2) a diplomat starts a conversation with a person who the diplomat thinks is the head of a delegation; the diplomat is actually talking to...a member of hotel security.
3) a guy diplomat starts talking to a girl on the sidewalk right outside the IMHO building; the guy diplomat is actually talking to...a member of the IMHO secretariat, who rushes back into the IMHO building because she thinks she is being picked up by the guy diplomat.
And yet, here I sit for hours - in a clearly marked chair - and no one approaches me. Sigh.
** As a final reminder to everyone else of their candidacy, many countries leave token gifts and souvenirs (notepads, paperweights, keychains etc) on all the other countries' desks.

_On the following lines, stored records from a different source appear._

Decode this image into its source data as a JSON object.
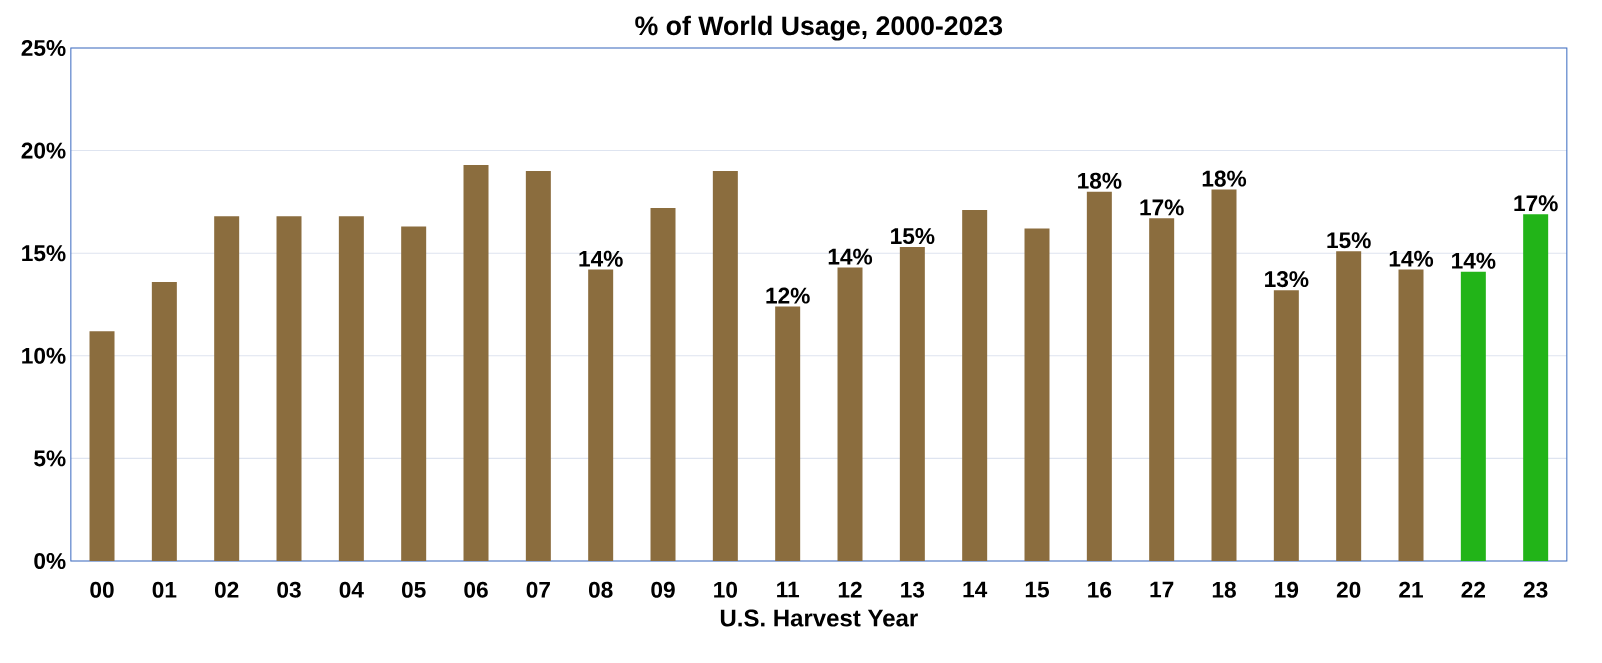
{
  "chart_data": {
    "type": "bar",
    "title": "% of World Usage, 2000-2023",
    "xlabel": "U.S. Harvest Year",
    "categories": [
      "00",
      "01",
      "02",
      "03",
      "04",
      "05",
      "06",
      "07",
      "08",
      "09",
      "10",
      "11",
      "12",
      "13",
      "14",
      "15",
      "16",
      "17",
      "18",
      "19",
      "20",
      "21",
      "22",
      "23"
    ],
    "values": [
      11.2,
      13.6,
      16.8,
      16.8,
      16.8,
      16.3,
      19.3,
      19.0,
      14.2,
      17.2,
      19.0,
      12.4,
      14.3,
      15.3,
      17.1,
      16.2,
      18.0,
      16.7,
      18.1,
      13.2,
      15.1,
      14.2,
      14.1,
      16.9
    ],
    "colors": [
      "#8b6d3e",
      "#8b6d3e",
      "#8b6d3e",
      "#8b6d3e",
      "#8b6d3e",
      "#8b6d3e",
      "#8b6d3e",
      "#8b6d3e",
      "#8b6d3e",
      "#8b6d3e",
      "#8b6d3e",
      "#8b6d3e",
      "#8b6d3e",
      "#8b6d3e",
      "#8b6d3e",
      "#8b6d3e",
      "#8b6d3e",
      "#8b6d3e",
      "#8b6d3e",
      "#8b6d3e",
      "#8b6d3e",
      "#8b6d3e",
      "#22b418",
      "#22b418"
    ],
    "value_labels": [
      null,
      null,
      null,
      null,
      null,
      null,
      null,
      null,
      "14%",
      null,
      null,
      "12%",
      "14%",
      "15%",
      null,
      null,
      "18%",
      "17%",
      "18%",
      "13%",
      "15%",
      "14%",
      "14%",
      "17%"
    ],
    "ylim": [
      0,
      25
    ],
    "yticks": [
      {
        "value": 0,
        "label": "0%"
      },
      {
        "value": 5,
        "label": "5%"
      },
      {
        "value": 10,
        "label": "10%"
      },
      {
        "value": 15,
        "label": "15%"
      },
      {
        "value": 20,
        "label": "20%"
      },
      {
        "value": 25,
        "label": "25%"
      }
    ],
    "grid": "y"
  }
}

Once again, however, the Philippines manages to come away ahead. While all the other countries package their tokens inside a plastic gift box or bag (like the kind you buy at stationary shops), the Philippines gives away a big, foldable earth-friendly-cloth shopping bag. This results in one of two things: a) people who find the gift boxes/bags of other countries too unwieldy to bring to receptions leave those behind, but always still bring the Philippines' bag with them because it neatly folds away; or b) people unfold the Philippine bag and place all the other countries' gifts inside that bag. Either way, guess which country's name always ends up being seen by everyone?
Hint: rhymes with "Philippines"
** Finally, election day arrives. All the candidates get to give brief campaign statements - some go with straightforward addresses, others go with stand-up...er, sit-down-at-country-desk comedy. When ballot casting time comes, the election committee calls out a word I never knew existed, but which I now know I want to become just because it sounds so awesome. Someday, I will be . . . a "scrutineer".
Once the vote results come in, team Philippines finds success. Major success. Make no mistake, this is big, and will serve vital national interests well. I was just glad to play a small part in it, and to see all the master Philippine diplomats up close and in action. And for all its significance and importance, the whole thing was also quite fun.
Hey, they could even make an SNL skit about it someday.